Литмир - Электронная Библиотека
Содержание  
A
A

— Почему мне не снести тебе голову? — медленно проговорил Выпь.

Юга увидел, что Выпь с рыжим Гаером вровень ростом. Раньше, казалось, пастух ниже был.

— Потому что без Башни от Хангар вам не отбиться, — арматор осторожно, ребром ладони, отстранил дикту. — Успеешь, Второй. К столу, господа. Нас ждет горячее.

На Юга же едва глянул, а тот здороваться тем паче не спешил. Встал рядом со Вторым, плечом к плечу. Обменялись взглядами. Гаер поглядел на плашки, сплошной мозаикой укрывающие стол. Со стороны глянуть — шифрованное письмо, но, меняй не меняй ромбы местами, картинка не проявится.

Рыжий ударил стол коленом в брюхо, и из еле видной щели выскочила игла. Арматор уколол палец и шестерни внутри стола зашумели, раскрывая карту.

Лагерь открылся, как на ладони. Обряженье стен, разноцветье палаток, снующие фигуры, ровно из воска лепленные, сгиб реки синевой рядом. Дальше тянулась прозелень лугов, щетка леса, а еще дальше — сплошное золото песка. И песок этот все двигался. Наползал, отвоевывая себе землю Хома.

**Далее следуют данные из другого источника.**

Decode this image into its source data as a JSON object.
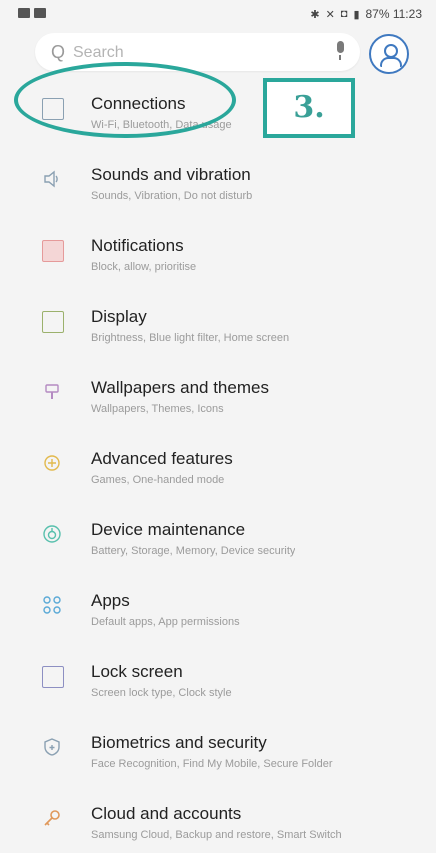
{
  "status_bar": {
    "right_text": "87% 11:23"
  },
  "search": {
    "placeholder": "Search"
  },
  "settings_items": [
    {
      "title": "Connections",
      "subtitle": "Wi-Fi, Bluetooth, Data usage",
      "icon": "connections-icon"
    },
    {
      "title": "Sounds and vibration",
      "subtitle": "Sounds, Vibration, Do not disturb",
      "icon": "speaker-icon"
    },
    {
      "title": "Notifications",
      "subtitle": "Block, allow, prioritise",
      "icon": "notifications-icon"
    },
    {
      "title": "Display",
      "subtitle": "Brightness, Blue light filter, Home screen",
      "icon": "display-icon"
    },
    {
      "title": "Wallpapers and themes",
      "subtitle": "Wallpapers, Themes, Icons",
      "icon": "paintbrush-icon"
    },
    {
      "title": "Advanced features",
      "subtitle": "Games, One-handed mode",
      "icon": "gear-plus-icon"
    },
    {
      "title": "Device maintenance",
      "subtitle": "Battery, Storage, Memory, Device security",
      "icon": "maintenance-icon"
    },
    {
      "title": "Apps",
      "subtitle": "Default apps, App permissions",
      "icon": "apps-grid-icon"
    },
    {
      "title": "Lock screen",
      "subtitle": "Screen lock type, Clock style",
      "icon": "lock-screen-icon"
    },
    {
      "title": "Biometrics and security",
      "subtitle": "Face Recognition, Find My Mobile, Secure Folder",
      "icon": "shield-icon"
    },
    {
      "title": "Cloud and accounts",
      "subtitle": "Samsung Cloud, Backup and restore, Smart Switch",
      "icon": "key-icon"
    }
  ],
  "annotation": {
    "step_label": "3."
  },
  "colors": {
    "annotation": "#2aa79b",
    "accent": "#3f79c0"
  }
}
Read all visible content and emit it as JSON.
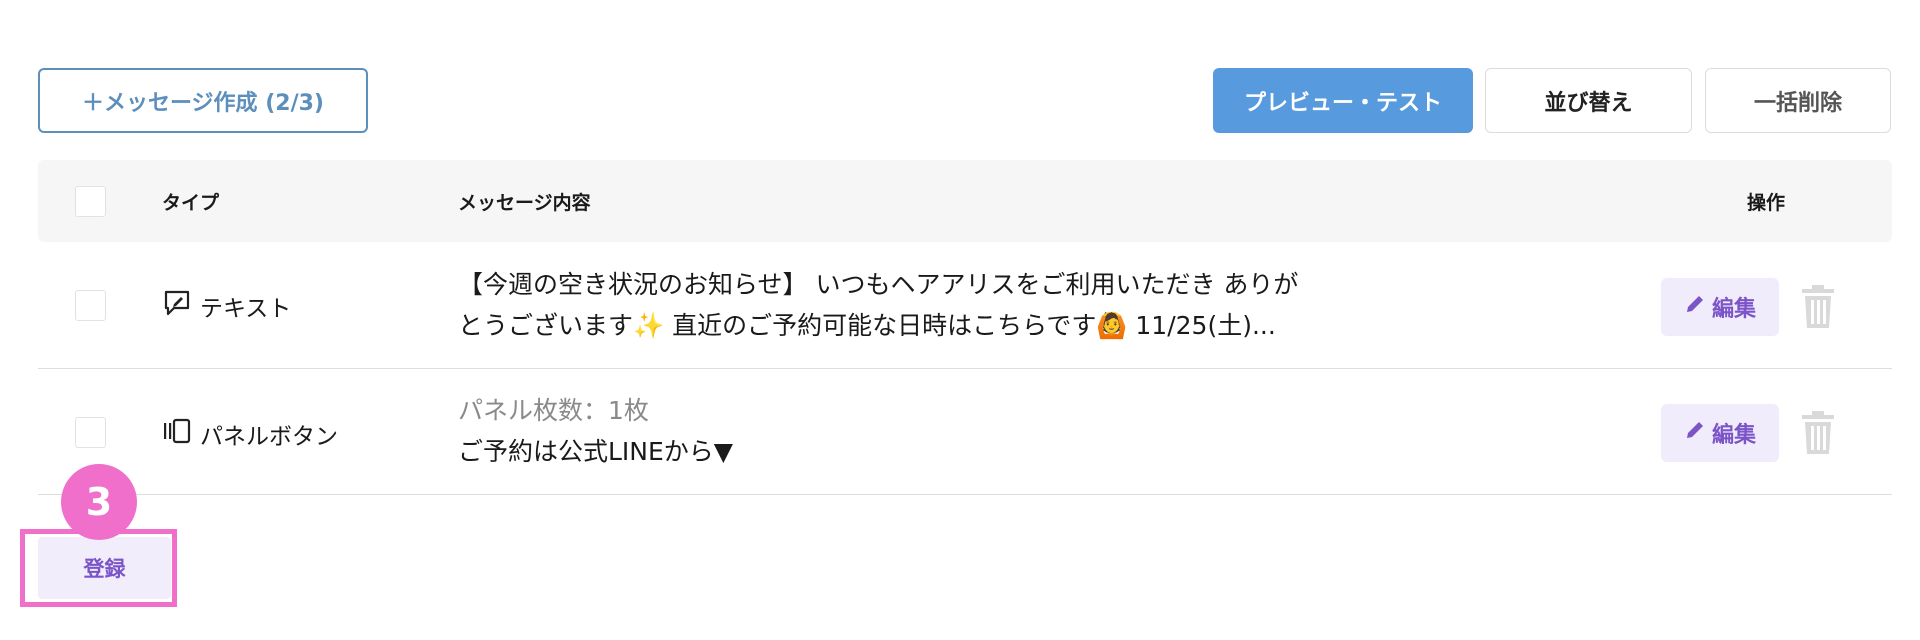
{
  "toolbar": {
    "create_label": "＋メッセージ作成 (2/3)",
    "preview_label": "プレビュー・テスト",
    "sort_label": "並び替え",
    "bulk_delete_label": "一括削除"
  },
  "table": {
    "headers": {
      "type": "タイプ",
      "content": "メッセージ内容",
      "actions": "操作"
    },
    "rows": [
      {
        "type_icon": "chat-bubble-edit-icon",
        "type_label": "テキスト",
        "content_line1": "【今週の空き状況のお知らせ】 いつもヘアアリスをご利用いただき ありが",
        "content_line2": "とうございます✨ 直近のご予約可能な日時はこちらです🙆 11/25(土)...",
        "edit_label": "編集"
      },
      {
        "type_icon": "panel-carousel-icon",
        "type_label": "パネルボタン",
        "content_sub": "パネル枚数：1枚",
        "content_line1": "ご予約は公式LINEから▼",
        "edit_label": "編集"
      }
    ]
  },
  "footer": {
    "register_label": "登録",
    "step_number": "3"
  },
  "colors": {
    "primary_blue": "#579ade",
    "outline_blue": "#5d8fbd",
    "purple": "#7b55c8",
    "purple_bg": "#f1ecfb",
    "annotation_pink": "#f06fcb"
  }
}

Гаер резко хлопнул в ладоши.

— Итак, детки, пока я говорю, все молчат. Провести Нум за один тычок Тамам Шуд не может. Сквозняков-петличек в Луте не так много, на пальцы одной руки накинуть можно. Первой волной, лавой, двигаются локуста, те золотоногие твари, как если бы саранчу с лошадью смешать. Локуста — колыбели Хангар, чтоб вы знали. В первую волну они как раз людей и жрут, чтобы силы для движения-рождения иметь. Вынашивают в себе детей, сбрасывают их полузрелыми в облатку из морского соленого песка, греют своим телом. Так те за одну ночь доходят до кондиции, как опара. Новорожденная форма уже способна сражаться. Обычно локуста опрастывается двумя плодами в одном мешке, но выживает один, сильнейший. Вторым питается, из его костей и кожи формирует себе облачение. Выходит из пузыря и занимает место седока на матери-локуста.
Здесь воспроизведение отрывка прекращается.